Mt 16:16; Jn 21:15 ff - Vatican I, July 18, 1870 "The Institution of Apostolic Primacy in Blessed Peter," chapter 1
[Against heretics and schismatics]. So we teach and declare that according to the testimonies of the Gospel and the primacy of jurisdiction over the entire Church of God was promised and was conferred immediately and directly upon the blessed Apostle Peter by Christ the Lord. For the one Simon, to whom He had before said: "Thou shalt be called Cephas [John 1:42]", after he had given forth his confession with those words: "Thou art Christ, Son of the living God [Matthew 16:16], the Lord spoke with these solemn words: "Blessed art thou, Simon bar Jonah; because flesh and blood hath not revealed it to thee, but my Father who is in heaven.
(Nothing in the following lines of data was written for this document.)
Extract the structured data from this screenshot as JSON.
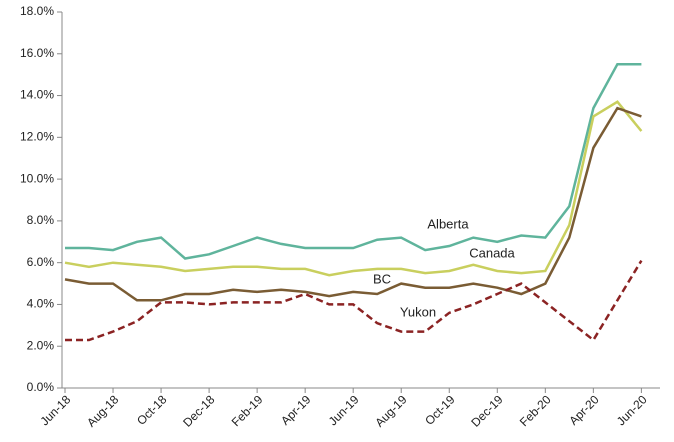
{
  "chart_data": {
    "type": "line",
    "categories": [
      "Jun-18",
      null,
      "Aug-18",
      null,
      "Oct-18",
      null,
      "Dec-18",
      null,
      "Feb-19",
      null,
      "Apr-19",
      null,
      "Jun-19",
      null,
      "Aug-19",
      null,
      "Oct-19",
      null,
      "Dec-19",
      null,
      "Feb-20",
      null,
      "Apr-20",
      null,
      "Jun-20"
    ],
    "series": [
      {
        "name": "Alberta",
        "color": "#5fb49c",
        "style": "solid",
        "values": [
          6.7,
          6.7,
          6.6,
          7.0,
          7.2,
          6.2,
          6.4,
          6.8,
          7.2,
          6.9,
          6.7,
          6.7,
          6.7,
          7.1,
          7.2,
          6.6,
          6.8,
          7.2,
          7.0,
          7.3,
          7.2,
          8.7,
          13.4,
          15.5,
          15.5
        ]
      },
      {
        "name": "Canada",
        "color": "#c9cf5e",
        "style": "solid",
        "values": [
          6.0,
          5.8,
          6.0,
          5.9,
          5.8,
          5.6,
          5.7,
          5.8,
          5.8,
          5.7,
          5.7,
          5.4,
          5.6,
          5.7,
          5.7,
          5.5,
          5.6,
          5.9,
          5.6,
          5.5,
          5.6,
          7.8,
          13.0,
          13.7,
          12.3
        ]
      },
      {
        "name": "BC",
        "color": "#7a5c34",
        "style": "solid",
        "values": [
          5.2,
          5.0,
          5.0,
          4.2,
          4.2,
          4.5,
          4.5,
          4.7,
          4.6,
          4.7,
          4.6,
          4.4,
          4.6,
          4.5,
          5.0,
          4.8,
          4.8,
          5.0,
          4.8,
          4.5,
          5.0,
          7.2,
          11.5,
          13.4,
          13.0
        ]
      },
      {
        "name": "Yukon",
        "color": "#8b2323",
        "style": "dashed",
        "values": [
          2.3,
          2.3,
          2.7,
          3.2,
          4.1,
          4.1,
          4.0,
          4.1,
          4.1,
          4.1,
          4.5,
          4.0,
          4.0,
          3.1,
          2.7,
          2.7,
          3.6,
          4.0,
          4.5,
          5.0,
          4.1,
          3.2,
          2.3,
          4.2,
          6.1
        ]
      }
    ],
    "ylim": [
      0,
      18
    ],
    "yticks": [
      {
        "value": 0,
        "label": "0.0%"
      },
      {
        "value": 2,
        "label": "2.0%"
      },
      {
        "value": 4,
        "label": "4.0%"
      },
      {
        "value": 6,
        "label": "6.0%"
      },
      {
        "value": 8,
        "label": "8.0%"
      },
      {
        "value": 10,
        "label": "10.0%"
      },
      {
        "value": 12,
        "label": "12.0%"
      },
      {
        "value": 14,
        "label": "14.0%"
      },
      {
        "value": 16,
        "label": "16.0%"
      },
      {
        "value": 18,
        "label": "18.0%"
      }
    ]
  }
}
And I say to thee: That thou art Peter, and upon this rock I will build my church, and the gates of hell shall not prevail against it: and I shall give to thee the keys of the kingdom of heaven. And whatsoever thou shalt bind upon earth, it shall be bound also in heaven: and whatsoever thou shalt loose upon earth, it shall be loosed also in heaven [Matthew 16:17ff]." [Against Richerieus etc.] And upon Simon Peter alone Jesus after His resurrection conferred the jurisdicition of the highest pastor and rector over his entire fold, saying: "Feed my lambs," Feed my sheep [John 21:15ff]." To this teaching of Sacred Scriptures, so manifest as it has been always understood by the Catholic Church, are opposed openly the vicious opinions of those who perversely deny that the form of government in His Church was established by Christ the Lord; that to Peter alone, before the other apostles, whether individually or all together; was confided the true and proper primacy of jurisdiction by Christ; or, of those who affirm that the same primacy was not immediately and directly bestowed upon the blessed Peter himself, but upon the Church, and through this Church upon him as the minister of the Church herself.